From its opening scene, C.O.G. gets the distinctive Sedaris voice down cold: a little provocative, a little profane, a lot funny. The story follows Samuel (Jonathan Groff), the Sedaris surrogate, as he goes to Oregon after graduation to pick apples and work with his hands: “I’m going off the radar for a while,” he explains. “It’s going to be amazing.” It certainly isn’t predictable, and Alvarez nimbly navigates the story’s shifts between comic and dramatic beats while capturing the author’s carefully cultivated persona: smart but sometimes snobbish, wise yet often foolish, capable of both telling the joke and being the butt of it.

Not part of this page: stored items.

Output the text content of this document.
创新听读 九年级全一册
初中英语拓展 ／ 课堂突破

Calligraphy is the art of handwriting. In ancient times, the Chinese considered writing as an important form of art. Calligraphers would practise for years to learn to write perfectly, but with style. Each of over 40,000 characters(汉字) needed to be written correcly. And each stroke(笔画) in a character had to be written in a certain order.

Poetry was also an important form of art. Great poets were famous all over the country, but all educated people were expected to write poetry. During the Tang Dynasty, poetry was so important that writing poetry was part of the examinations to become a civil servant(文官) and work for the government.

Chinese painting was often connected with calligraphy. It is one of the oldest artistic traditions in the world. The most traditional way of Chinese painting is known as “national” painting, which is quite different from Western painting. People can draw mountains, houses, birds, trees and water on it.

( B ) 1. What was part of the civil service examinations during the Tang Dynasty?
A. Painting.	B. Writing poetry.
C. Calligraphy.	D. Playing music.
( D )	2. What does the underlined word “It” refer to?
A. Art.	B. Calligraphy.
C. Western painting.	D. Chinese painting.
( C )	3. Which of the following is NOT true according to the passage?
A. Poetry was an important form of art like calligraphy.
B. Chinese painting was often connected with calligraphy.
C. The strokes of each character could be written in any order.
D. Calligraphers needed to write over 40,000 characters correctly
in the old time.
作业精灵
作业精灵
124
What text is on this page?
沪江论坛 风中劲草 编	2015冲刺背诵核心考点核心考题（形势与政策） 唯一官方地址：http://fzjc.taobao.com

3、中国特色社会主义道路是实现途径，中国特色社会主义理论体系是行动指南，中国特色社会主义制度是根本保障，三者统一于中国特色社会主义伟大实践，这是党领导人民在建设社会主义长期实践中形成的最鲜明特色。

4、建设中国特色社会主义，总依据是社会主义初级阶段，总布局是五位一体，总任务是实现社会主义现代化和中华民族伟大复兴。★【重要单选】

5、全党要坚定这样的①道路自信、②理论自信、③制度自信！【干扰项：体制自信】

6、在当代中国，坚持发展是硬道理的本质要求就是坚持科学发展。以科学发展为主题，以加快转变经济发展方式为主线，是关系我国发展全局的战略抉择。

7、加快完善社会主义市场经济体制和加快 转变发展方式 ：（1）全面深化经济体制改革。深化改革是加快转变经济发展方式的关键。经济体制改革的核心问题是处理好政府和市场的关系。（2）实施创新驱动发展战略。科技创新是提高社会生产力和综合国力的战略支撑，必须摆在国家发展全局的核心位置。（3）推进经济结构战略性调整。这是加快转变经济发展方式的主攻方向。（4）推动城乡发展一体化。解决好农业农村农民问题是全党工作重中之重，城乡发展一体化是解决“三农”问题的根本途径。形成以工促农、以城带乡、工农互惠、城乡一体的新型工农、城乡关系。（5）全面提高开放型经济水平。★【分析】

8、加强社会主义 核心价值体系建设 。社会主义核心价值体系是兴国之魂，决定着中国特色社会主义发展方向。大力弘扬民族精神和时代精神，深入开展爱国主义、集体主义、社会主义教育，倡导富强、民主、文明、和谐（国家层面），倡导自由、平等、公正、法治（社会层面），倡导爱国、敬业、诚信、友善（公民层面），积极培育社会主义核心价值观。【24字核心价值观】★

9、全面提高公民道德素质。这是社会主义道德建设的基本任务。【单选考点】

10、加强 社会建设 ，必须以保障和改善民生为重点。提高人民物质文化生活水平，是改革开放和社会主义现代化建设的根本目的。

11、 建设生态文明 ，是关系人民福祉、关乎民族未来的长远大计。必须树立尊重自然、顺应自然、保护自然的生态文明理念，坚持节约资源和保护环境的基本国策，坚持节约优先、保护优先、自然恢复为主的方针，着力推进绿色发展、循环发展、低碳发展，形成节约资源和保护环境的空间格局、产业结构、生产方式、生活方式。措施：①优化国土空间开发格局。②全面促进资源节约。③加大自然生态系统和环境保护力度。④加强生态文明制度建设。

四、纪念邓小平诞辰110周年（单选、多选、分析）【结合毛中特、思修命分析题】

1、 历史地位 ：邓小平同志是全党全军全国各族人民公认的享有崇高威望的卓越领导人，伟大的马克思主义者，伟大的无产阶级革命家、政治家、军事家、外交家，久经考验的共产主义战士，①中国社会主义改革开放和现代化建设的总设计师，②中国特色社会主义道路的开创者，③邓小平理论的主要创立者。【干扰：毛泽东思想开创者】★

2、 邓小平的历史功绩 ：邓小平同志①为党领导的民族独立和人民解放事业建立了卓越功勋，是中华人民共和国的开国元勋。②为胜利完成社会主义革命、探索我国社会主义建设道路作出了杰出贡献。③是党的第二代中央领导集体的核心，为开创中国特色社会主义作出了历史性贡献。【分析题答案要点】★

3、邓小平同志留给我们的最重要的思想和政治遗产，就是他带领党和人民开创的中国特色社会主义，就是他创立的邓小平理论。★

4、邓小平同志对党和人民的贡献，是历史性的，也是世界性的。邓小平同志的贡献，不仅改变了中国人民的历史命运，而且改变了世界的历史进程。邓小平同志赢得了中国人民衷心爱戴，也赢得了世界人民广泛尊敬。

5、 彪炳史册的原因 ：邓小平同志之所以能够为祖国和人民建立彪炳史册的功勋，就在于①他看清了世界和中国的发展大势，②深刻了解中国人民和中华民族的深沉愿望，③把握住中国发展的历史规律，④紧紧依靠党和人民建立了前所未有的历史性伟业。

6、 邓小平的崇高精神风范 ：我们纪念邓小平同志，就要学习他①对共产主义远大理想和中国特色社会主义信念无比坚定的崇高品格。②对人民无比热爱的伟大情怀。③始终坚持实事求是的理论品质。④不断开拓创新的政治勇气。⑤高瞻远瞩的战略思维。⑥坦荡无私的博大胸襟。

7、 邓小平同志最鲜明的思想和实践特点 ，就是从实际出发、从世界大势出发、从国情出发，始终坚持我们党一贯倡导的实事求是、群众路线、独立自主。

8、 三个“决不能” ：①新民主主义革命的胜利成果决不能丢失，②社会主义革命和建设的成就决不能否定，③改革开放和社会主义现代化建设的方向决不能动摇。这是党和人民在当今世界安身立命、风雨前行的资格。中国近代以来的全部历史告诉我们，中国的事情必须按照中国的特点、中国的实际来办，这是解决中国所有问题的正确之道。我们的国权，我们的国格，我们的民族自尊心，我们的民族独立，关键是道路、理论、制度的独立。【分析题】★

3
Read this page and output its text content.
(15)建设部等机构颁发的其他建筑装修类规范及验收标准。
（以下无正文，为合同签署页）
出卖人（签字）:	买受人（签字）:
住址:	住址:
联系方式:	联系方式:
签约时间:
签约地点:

It’s also richer than one might expect from a film based on a short story — because, at nearly 50 pages, it’s much longer than your average Sedaris essay. “It was written before I started going on lecture tours,” the author explained. “So I never would’ve written that story now, because I never write anything that’s over 11 pages, because that just takes more than half an hour to read. It’s just too long. My producer for my books on tape said, ‘Oh, we never recorded that, so why don’t we record this for the next book?’ And she gave me it to me, and I couldn’t believe how — I said, I’m not reading that. It just goes on and on and on and on.”

C.O.G. screens this week at the Sundance Film Festival.